As principais culturas que dependem
dos fertilizantes são: soja (34%), milho (18%), cana-de-açúcar (15%), café
(7%), algodão (6%) e arroz (2%). "Considerando o volume de recursos que a
mineração gera ao país e as perspectivas que se abrem com a exploração no mar,
o governo precisa tratar desse assunto mais seriamente e aumentar essa
discussão no Marco Regulatório da Mineração que tramita no Congresso",
reclama o geólogo Agamenon Dantas, da consultoria Oceanis Mineral International.
A empresa trabalha com 40
profissionais da área que fazem diagnósticos e traçam perspectivas do setor
para a iniciativa privada e governos. Um desses consultores é o geólogo Kaiser
Gonçalves de Souza. Formado na Universidade do Vale do Rio dos Sinos, Souza é
mestre e doutor pela Université de Paris VI em geologia marinha. Nascido no
interior do Maranhão, registrado em Pernambuco - o pai pernambucano queria que
o filho tivesse a mesma origem que ele -, Souza foi criado em Porto Alegre. Cedo
se apaixonou pelo mar. Trabalhou na Autoridade Internacional dos Fundos
Marinhos e como diretor do Serviço Geológico do Brasil (CPRM - sigla advinda da
razão social Companhia de Pesquisa de Recursos Minerais).

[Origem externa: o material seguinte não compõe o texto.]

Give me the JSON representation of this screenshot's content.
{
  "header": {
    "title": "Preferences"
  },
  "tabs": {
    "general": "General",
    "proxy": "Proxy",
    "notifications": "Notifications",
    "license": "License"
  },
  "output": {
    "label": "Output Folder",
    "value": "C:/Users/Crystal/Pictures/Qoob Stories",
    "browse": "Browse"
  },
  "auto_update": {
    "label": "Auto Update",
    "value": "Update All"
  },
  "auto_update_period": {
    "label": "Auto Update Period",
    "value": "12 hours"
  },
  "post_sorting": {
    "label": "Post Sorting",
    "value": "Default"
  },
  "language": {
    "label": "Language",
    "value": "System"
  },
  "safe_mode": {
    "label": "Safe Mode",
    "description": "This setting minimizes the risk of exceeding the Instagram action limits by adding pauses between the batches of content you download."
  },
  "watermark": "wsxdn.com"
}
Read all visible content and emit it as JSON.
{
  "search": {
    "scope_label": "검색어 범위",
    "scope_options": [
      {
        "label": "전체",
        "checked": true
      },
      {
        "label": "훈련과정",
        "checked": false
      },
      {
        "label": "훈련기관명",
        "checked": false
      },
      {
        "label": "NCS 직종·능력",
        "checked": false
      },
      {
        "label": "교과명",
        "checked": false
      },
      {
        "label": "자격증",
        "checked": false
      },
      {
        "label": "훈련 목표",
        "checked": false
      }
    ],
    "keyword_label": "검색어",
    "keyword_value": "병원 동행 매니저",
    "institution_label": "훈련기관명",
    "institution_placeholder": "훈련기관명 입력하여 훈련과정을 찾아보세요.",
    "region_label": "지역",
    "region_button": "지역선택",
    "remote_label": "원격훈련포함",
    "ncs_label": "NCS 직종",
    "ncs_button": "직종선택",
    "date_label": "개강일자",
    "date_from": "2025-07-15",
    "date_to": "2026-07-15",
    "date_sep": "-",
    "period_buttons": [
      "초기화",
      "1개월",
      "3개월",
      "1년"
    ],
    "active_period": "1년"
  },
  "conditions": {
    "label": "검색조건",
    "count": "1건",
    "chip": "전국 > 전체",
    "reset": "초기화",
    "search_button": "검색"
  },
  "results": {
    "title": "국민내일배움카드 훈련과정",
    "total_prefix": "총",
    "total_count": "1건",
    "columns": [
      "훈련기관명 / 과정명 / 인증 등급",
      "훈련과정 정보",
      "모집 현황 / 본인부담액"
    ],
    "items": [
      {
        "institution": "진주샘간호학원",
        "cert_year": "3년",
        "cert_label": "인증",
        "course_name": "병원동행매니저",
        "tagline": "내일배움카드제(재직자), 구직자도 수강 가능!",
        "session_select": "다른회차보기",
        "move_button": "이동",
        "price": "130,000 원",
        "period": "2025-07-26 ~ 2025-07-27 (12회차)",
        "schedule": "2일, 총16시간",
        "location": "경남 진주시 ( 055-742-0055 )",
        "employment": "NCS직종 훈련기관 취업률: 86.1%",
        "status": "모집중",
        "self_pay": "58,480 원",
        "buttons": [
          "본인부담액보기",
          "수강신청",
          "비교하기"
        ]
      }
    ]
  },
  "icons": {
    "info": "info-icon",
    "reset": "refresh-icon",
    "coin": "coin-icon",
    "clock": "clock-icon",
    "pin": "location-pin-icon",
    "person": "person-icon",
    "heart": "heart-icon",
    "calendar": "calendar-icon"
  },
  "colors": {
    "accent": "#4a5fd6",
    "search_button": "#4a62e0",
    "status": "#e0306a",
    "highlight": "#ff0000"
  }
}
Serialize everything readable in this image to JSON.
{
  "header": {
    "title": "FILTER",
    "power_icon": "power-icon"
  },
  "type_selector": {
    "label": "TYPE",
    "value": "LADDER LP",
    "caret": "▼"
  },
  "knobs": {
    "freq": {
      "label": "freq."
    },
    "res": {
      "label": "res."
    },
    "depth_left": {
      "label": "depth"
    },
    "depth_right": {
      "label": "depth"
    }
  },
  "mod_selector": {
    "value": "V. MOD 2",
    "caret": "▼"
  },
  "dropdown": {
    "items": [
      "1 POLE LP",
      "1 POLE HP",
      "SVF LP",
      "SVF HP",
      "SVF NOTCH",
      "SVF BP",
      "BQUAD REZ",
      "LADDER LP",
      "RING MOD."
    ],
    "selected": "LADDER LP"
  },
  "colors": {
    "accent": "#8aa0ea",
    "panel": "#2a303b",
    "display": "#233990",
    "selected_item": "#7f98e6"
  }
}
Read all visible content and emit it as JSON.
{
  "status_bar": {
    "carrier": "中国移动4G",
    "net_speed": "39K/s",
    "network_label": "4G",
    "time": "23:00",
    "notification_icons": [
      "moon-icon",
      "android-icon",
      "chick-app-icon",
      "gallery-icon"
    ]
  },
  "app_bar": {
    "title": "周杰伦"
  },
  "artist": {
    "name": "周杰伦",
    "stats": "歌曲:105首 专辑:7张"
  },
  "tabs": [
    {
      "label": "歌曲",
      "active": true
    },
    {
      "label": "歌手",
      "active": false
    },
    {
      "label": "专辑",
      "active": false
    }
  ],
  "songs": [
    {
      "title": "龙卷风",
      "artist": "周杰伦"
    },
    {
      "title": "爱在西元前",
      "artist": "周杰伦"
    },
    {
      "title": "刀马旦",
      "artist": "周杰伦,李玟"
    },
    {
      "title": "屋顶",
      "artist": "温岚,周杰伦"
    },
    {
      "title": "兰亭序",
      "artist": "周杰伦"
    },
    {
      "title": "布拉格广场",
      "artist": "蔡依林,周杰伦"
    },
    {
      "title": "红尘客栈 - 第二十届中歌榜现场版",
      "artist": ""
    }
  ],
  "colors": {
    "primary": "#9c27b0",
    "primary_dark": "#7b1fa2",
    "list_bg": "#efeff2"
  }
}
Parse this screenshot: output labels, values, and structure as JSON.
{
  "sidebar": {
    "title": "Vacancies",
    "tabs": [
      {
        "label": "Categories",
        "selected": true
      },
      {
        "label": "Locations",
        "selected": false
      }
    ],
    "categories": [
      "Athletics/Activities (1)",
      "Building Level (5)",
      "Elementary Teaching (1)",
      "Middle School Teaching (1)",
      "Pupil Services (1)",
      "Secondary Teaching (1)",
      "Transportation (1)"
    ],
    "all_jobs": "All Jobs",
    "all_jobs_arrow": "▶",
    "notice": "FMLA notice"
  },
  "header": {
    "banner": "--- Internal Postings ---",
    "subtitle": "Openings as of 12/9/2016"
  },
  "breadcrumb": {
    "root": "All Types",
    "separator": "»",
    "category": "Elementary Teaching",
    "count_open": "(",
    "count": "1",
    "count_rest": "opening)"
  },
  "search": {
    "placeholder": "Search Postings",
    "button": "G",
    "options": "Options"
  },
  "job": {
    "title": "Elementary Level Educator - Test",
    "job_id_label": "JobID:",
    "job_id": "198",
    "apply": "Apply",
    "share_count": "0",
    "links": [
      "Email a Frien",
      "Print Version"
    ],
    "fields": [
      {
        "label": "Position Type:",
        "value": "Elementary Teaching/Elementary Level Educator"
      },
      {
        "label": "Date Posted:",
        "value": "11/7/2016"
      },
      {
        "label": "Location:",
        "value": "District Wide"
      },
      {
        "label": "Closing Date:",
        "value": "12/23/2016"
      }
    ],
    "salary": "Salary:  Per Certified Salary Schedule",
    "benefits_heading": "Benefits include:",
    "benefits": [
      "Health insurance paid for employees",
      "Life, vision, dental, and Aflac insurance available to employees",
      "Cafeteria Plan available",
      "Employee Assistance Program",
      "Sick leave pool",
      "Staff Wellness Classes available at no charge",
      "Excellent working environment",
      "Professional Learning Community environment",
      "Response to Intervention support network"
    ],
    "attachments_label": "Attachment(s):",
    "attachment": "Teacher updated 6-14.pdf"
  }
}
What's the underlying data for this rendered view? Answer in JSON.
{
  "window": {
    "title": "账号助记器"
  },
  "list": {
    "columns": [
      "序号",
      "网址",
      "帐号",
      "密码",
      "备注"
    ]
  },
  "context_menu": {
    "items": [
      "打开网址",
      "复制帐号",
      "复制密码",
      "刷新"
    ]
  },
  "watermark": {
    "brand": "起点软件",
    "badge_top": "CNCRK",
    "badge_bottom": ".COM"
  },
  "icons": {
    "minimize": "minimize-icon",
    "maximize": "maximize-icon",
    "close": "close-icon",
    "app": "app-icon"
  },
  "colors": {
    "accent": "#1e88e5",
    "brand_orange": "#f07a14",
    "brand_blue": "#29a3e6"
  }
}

Na década passada, com sua equipe,
realizou aquele que é considerado o primeiro mapeamento da região submersa,
agora requerido pelo governo brasileiro. O pedido informa a área pleiteada,
cerca de 3 mil km2 no Atlântico Sul, e os investimentos, previstos em US$ 11
milhões nos primeiros cinco anos de contrato. "Não é muito, mas, nesse
tipo de trabalho, o maior custo é com o aluguel de navios de outros países,
porque não temos embarcações apropriadas para essa finalidade, e com as
análises dos materias coletados", explica Souza, que acredita no sinal verde
da Autoridade para o pedido.
Em 2011, foi fretado o navio de
pesquisa Marion Dufresne, do Instituto Polar Francês. O CPRM contratou o navio
com recursos financeiros do Plano de Aceleração do Crescimento (PAC) do
Ministério de Minas e Energia - aproximadamente R$ 60 milhões. No ano passado,
uma parceria científica entre o Brasil e o Japão permitiu coletar amostras - a
4.200 metros de profundidade - das rochas na Elevação do Rio Grande. Isso foi
feito com o minissubmarino Sinkai - um dos poucos no mundo capaz de enfrentar
as condições de profundidade até 6.500 metros -, equipado com braços mecânicos
e câmeras de altíssima resolução.
Essas expedições também serviram para
corroborar outra tese dos cientistas brasileiros em defesa da propriedade da
Elevação. Ela faria parte de uma das montanhas da cadeia que ficou submersa em
todo o Atlântico Sul, com alturas que chegam a 3.200 metros a partir do leito
do oceano. Ainda que localizada em águas internacionais, as rochas que foram
encontradas demonstram que a região seria uma extensão das terras brasileiras
inundadas pelo oceano, separando a margem continental brasileira das grandes
profundidades oceânicas. "É como se um enorme pedaço de nosso continente
tivesse sido coberto pela água. E, de fato, foi", afirma Ventura.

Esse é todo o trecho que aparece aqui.